MRI’s key role is preoperative staging in anorectal melanoma patients.

Regardless of the site of the tumor, approximately 10%–30% of anorectal melanomas show a high intensity on T1 and a low intensity on T2-weighted sequences, because of the paramagnetic characteristic of its melanotic component which shortens the T1 relaxation time and increase the T2 relaxation time on MRI. ²⁷

However, in amelanotic type melanoma, these features may be absent, making it difficult to differentiate from other anorectal tumors on the basis of signal intensity alone. Also, in some cases it may show as a hyperintense mass on T1-weighted images, with a hyperintense component on T2-weighted images, due to hemorrhage or necrosis. These lesions are restrictive in diffusion, and highly enhancing after gadolinium administration. ²⁷

The diagnosis of anorectal melanoma as a primitive tumor can be established with complete or reasonable certainty on the basis of the following elements: No history of cutaneous or extra cutaneous melanoma, no history of removed cutaneous lesion without histological examination, the presence of atypical melanocytes along the basal epithelium in a histological sample, only at the anorectal site. ⁹

Rectal melanoma spreads rapidly into inguinal lymph nodes, mesenteric lymph nodes, hypogastric lymph nodes, para-aortic lymph nodes, then into liver and lung. It shows a high incidence rate for locoregional lymph node metastases and distant metastases were found at the time of diagnosis in 26%–38% of patients.^28,29

Melanomas can be characterized by different staging systems depending on the primary site of disease. Anorectal melanoma is staged on a clinical basis following system originally introduced by Ballantyne for the head and neck ³⁰ :

The TNM (tumor-node-metastasis) staging system is also used to help better communication with the surgeon, thus, a better surgical management.
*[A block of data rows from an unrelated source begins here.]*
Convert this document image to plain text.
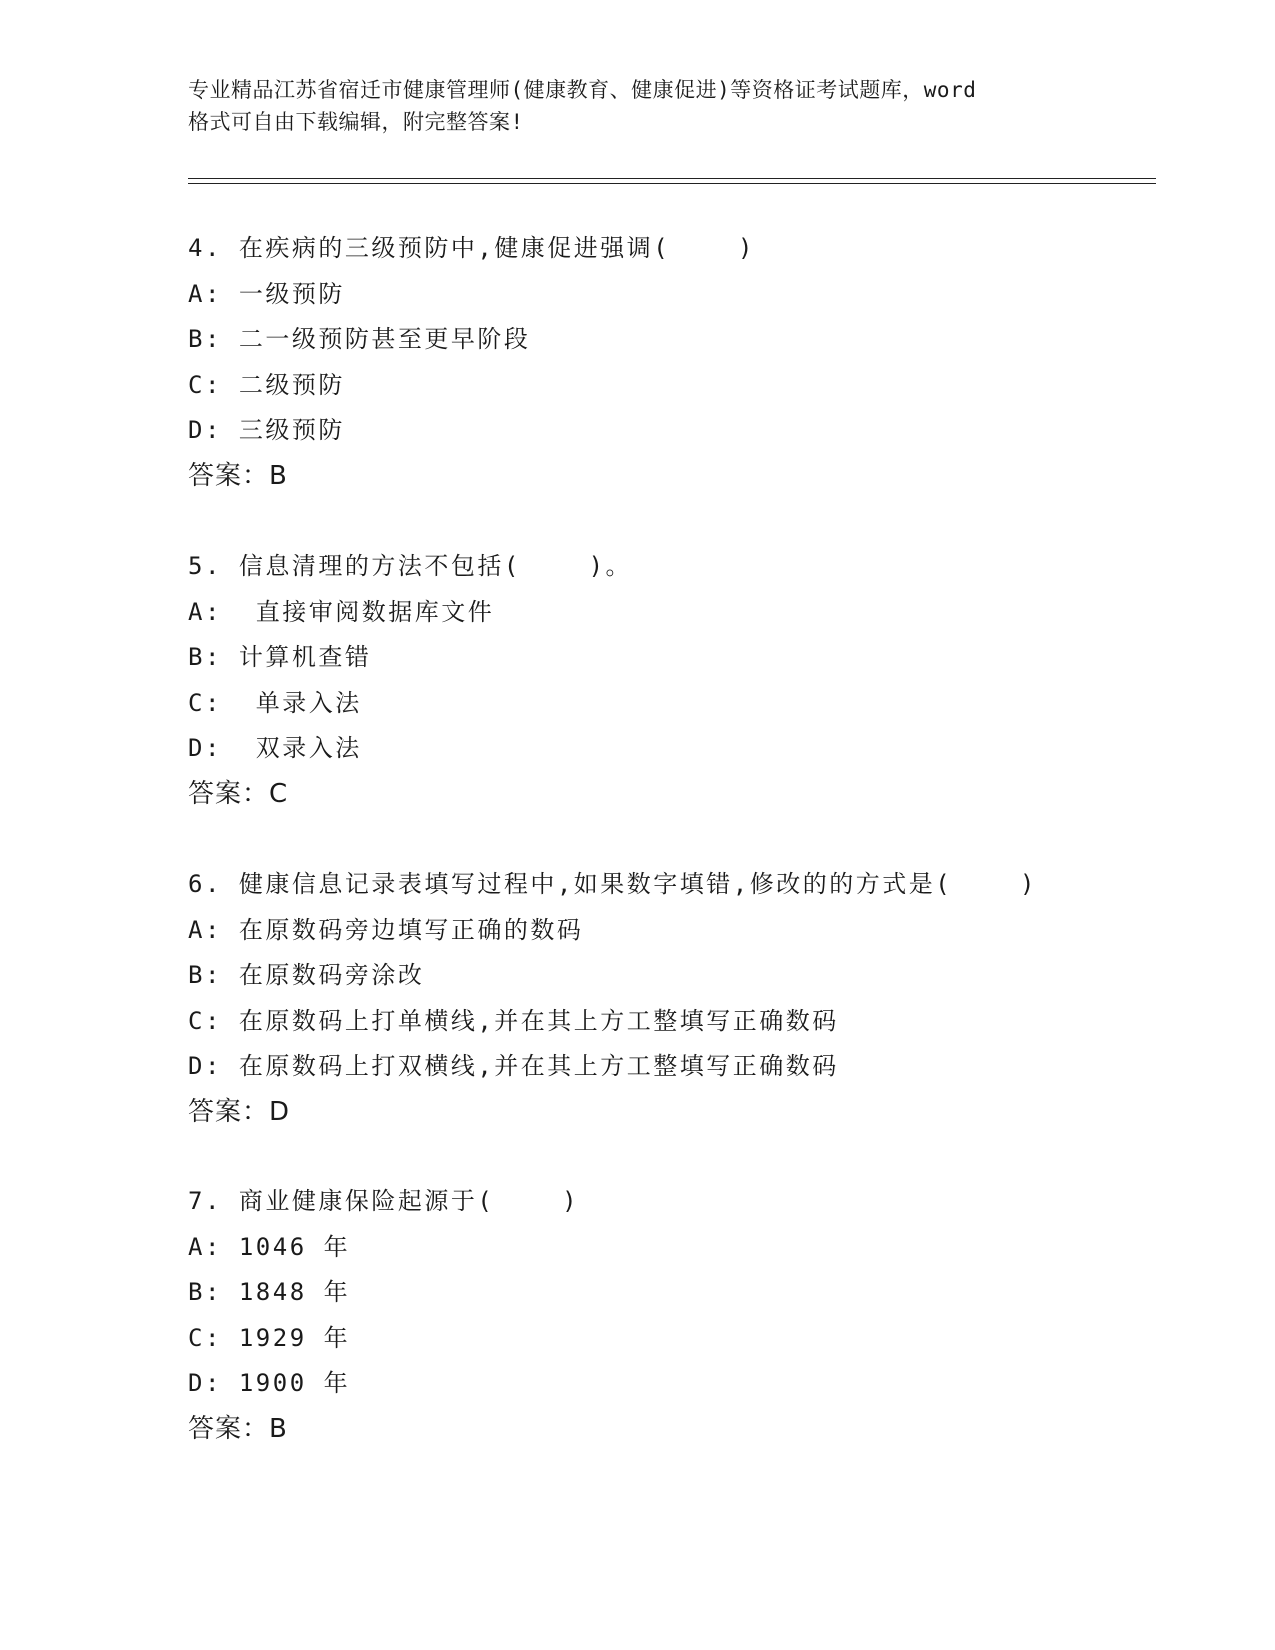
专业精品江苏省宿迁市健康管理师(健康教育、健康促进)等资格证考试题库，word
格式可自由下载编辑，附完整答案!
4. 在疾病的三级预防中,健康促进强调(    )
A: 一级预防
B: 二一级预防甚至更早阶段
C: 二级预防
D: 三级预防
答案：B
5. 信息清理的方法不包括(    )。
A:  直接审阅数据库文件
B: 计算机查错
C:  单录入法
D:  双录入法
答案：C
6. 健康信息记录表填写过程中,如果数字填错,修改的的方式是(    )
A: 在原数码旁边填写正确的数码
B: 在原数码旁涂改
C: 在原数码上打单横线,并在其上方工整填写正确数码
D: 在原数码上打双横线,并在其上方工整填写正确数码
答案：D
7. 商业健康保险起源于(    )
A: 1046 年
B: 1848 年
C: 1929 年
D: 1900 年
答案：B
There is no valid guideline for management strategies on melanoma because of the lack of randomized trials due to the low incidence of the disease.

So far, surgery is considered the cornerstone of treatment for localized diseases following abdominoperineal resection (APR) or wide local excision (WLE) techniques. ³¹

APR, is a highly morbid operation used for a long period of time. Several studies describe melanoma as a systemic disease at the time of diagnosis, which means that no surgery regardless of how aggressive can make the prognosis better. Consequently, this technique has been replaced by WLE to minimize the morbidity of surgery with chances of quicker recovery and little impact on bowel function.^32,33

Dissection of lymph nodes may be necessary in stage 2 or for occult infiltration identified with sentinel lymph node techniques.
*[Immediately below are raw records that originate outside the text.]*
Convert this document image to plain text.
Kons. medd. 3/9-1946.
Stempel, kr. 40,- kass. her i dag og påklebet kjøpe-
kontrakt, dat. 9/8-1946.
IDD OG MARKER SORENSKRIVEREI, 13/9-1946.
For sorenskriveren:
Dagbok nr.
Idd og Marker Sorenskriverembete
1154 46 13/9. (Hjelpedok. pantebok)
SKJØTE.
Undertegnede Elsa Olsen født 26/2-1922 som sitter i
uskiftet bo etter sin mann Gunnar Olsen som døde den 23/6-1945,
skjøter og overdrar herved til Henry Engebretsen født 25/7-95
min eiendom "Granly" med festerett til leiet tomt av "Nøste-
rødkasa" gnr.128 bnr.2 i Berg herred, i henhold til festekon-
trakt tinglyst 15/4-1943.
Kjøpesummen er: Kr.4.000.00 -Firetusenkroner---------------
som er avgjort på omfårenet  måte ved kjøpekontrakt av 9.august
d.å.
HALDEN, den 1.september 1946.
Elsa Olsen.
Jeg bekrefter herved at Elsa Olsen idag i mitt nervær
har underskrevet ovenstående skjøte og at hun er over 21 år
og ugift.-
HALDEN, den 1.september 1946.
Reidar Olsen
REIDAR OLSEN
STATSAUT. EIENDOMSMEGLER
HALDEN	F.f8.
Surgery for anorectal lesions revealed better outcomes with 33.6% 5-year survival rate, according to studies. ¹⁹

WLE is the procedure of choices for many surgeons, followed by adjuvant radiotherapy, which leads to similar local result, with less perioperative morbidity as the radical surgery. ³⁴

For the locally advanced or metastatic disease, palliative surgery with partial resection with or without diverting colostomy is performed.
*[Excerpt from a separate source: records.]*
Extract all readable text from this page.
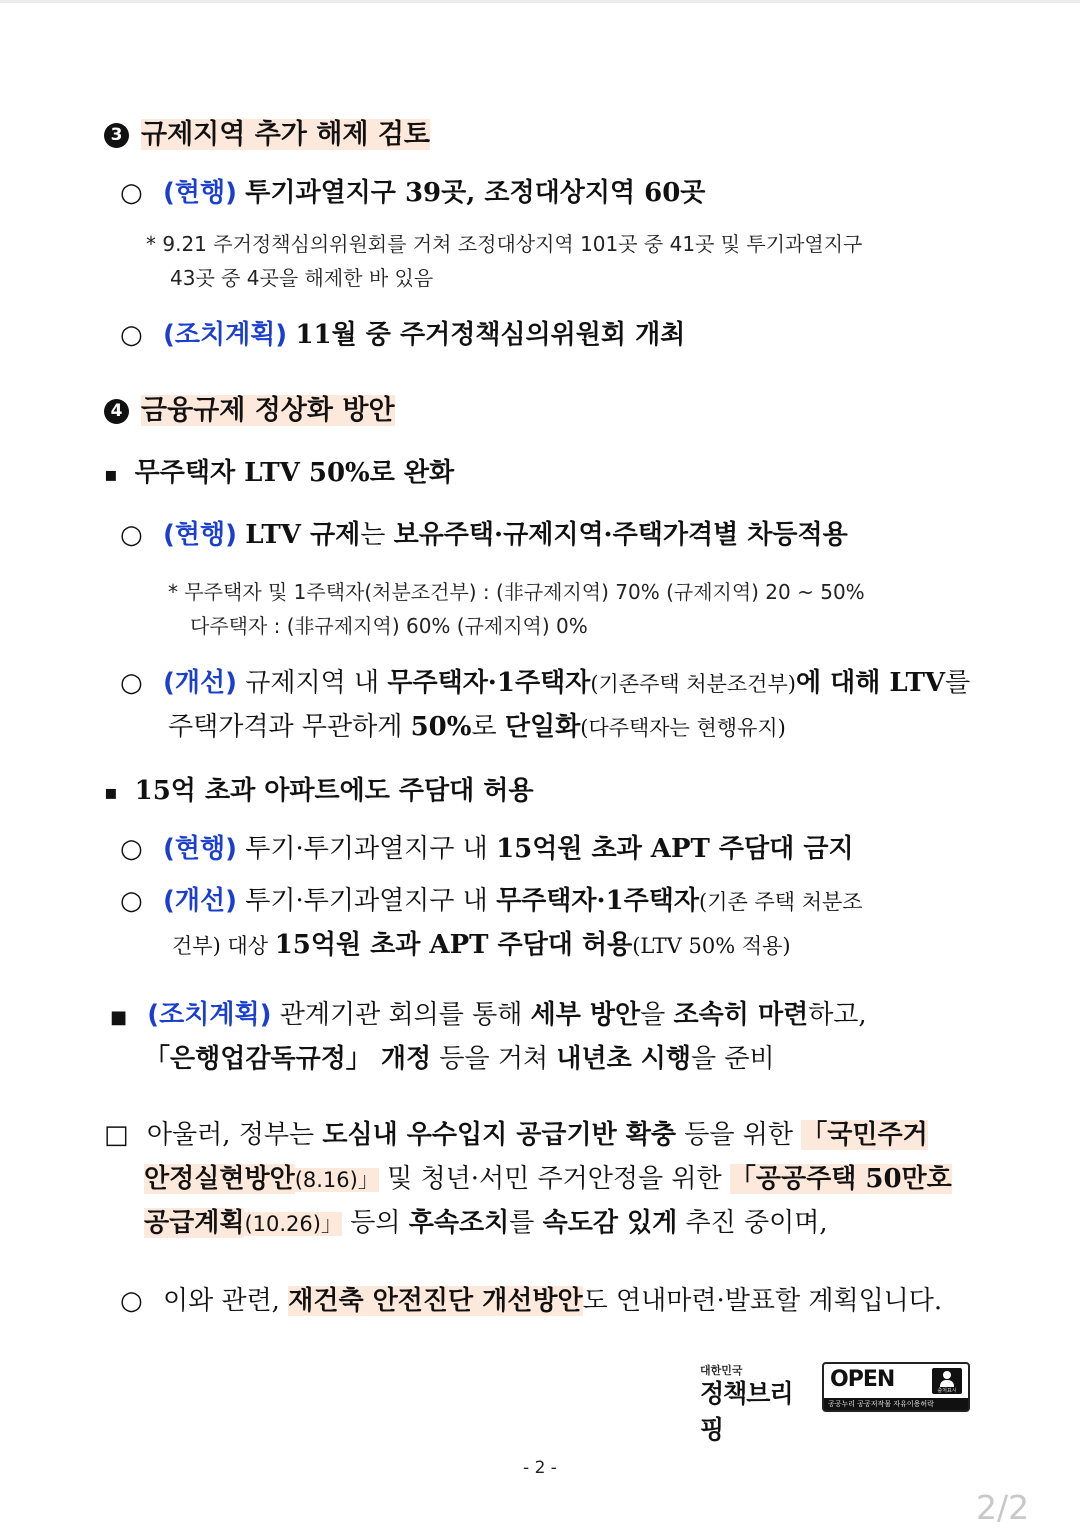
3 규제지역 추가 해제 검토
○ (현행) 투기과열지구 39곳, 조정대상지역 60곳
* 9.21 주거정책심의위원회를 거쳐 조정대상지역 101곳 중 41곳 및 투기과열지구
43곳 중 4곳을 해제한 바 있음
○ (조치계획) 11월 중 주거정책심의위원회 개최
4 금융규제 정상화 방안
▪ 무주택자 LTV 50%로 완화
○ (현행) LTV 규제는 보유주택·규제지역·주택가격별 차등적용
* 무주택자 및 1주택자(처분조건부) : (非규제지역) 70% (규제지역) 20 ~ 50%
다주택자 : (非규제지역) 60% (규제지역) 0%
○ (개선) 규제지역 내 무주택자·1주택자(기존주택 처분조건부)에 대해 LTV를
주택가격과 무관하게 50%로 단일화(다주택자는 현행유지)
▪ 15억 초과 아파트에도 주담대 허용
○ (현행) 투기·투기과열지구 내 15억원 초과 APT 주담대 금지
○ (개선) 투기·투기과열지구 내 무주택자·1주택자(기존 주택 처분조
건부) 대상 15억원 초과 APT 주담대 허용(LTV 50% 적용)
■ (조치계획) 관계기관 회의를 통해 세부 방안을 조속히 마련하고,
「은행업감독규정」 개정 등을 거쳐 내년초 시행을 준비
□ 아울러, 정부는 도심내 우수입지 공급기반 확충 등을 위한 「국민주거
안정실현방안(8.16)」 및 청년·서민 주거안정을 위한 「공공주택 50만호
공급계획(10.26)」 등의 후속조치를 속도감 있게 추진 중이며,
○ 이와 관련, 재건축 안전진단 개선방안도 연내마련·발표할 계획입니다.
대한민국
정책브리핑
OPEN	출처표시
공공누리 공공저작물 자유이용허락
- 2 -
2/2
Radiotherapy, chemo-immunotherapy, and targeted therapy do not provide any certain results. Ongoing investigations will allow better understanding of genetic aberrations in anorectal melanoma, which will provide new effective targeted therapies (and immunotherapies). ³⁵

The prognosis remains poor, with a 5-year overall survival of 25%. ³⁶

Conclusion

Primary anorectal melanoma is a rare disease, most often presents as an ulcerative-vegetating blackish tumor, characteristic of melanoma. Imaging can show some characteristic features but its major role is the extension assessment.

Surgery is the treatment of choice in early stages, and radiotherapy can be used as adjuvant treatment to locally control the disease. Immunotherapy can also be significantly helpful due to the presence of a higher percentage of mutations in c-KIT in mucosal melanomas.

They present a poor prognosis compared to cutaneous melanomas because of the delayed diagnosis due to its inaccessibility to physical examination and the early onset of metastases.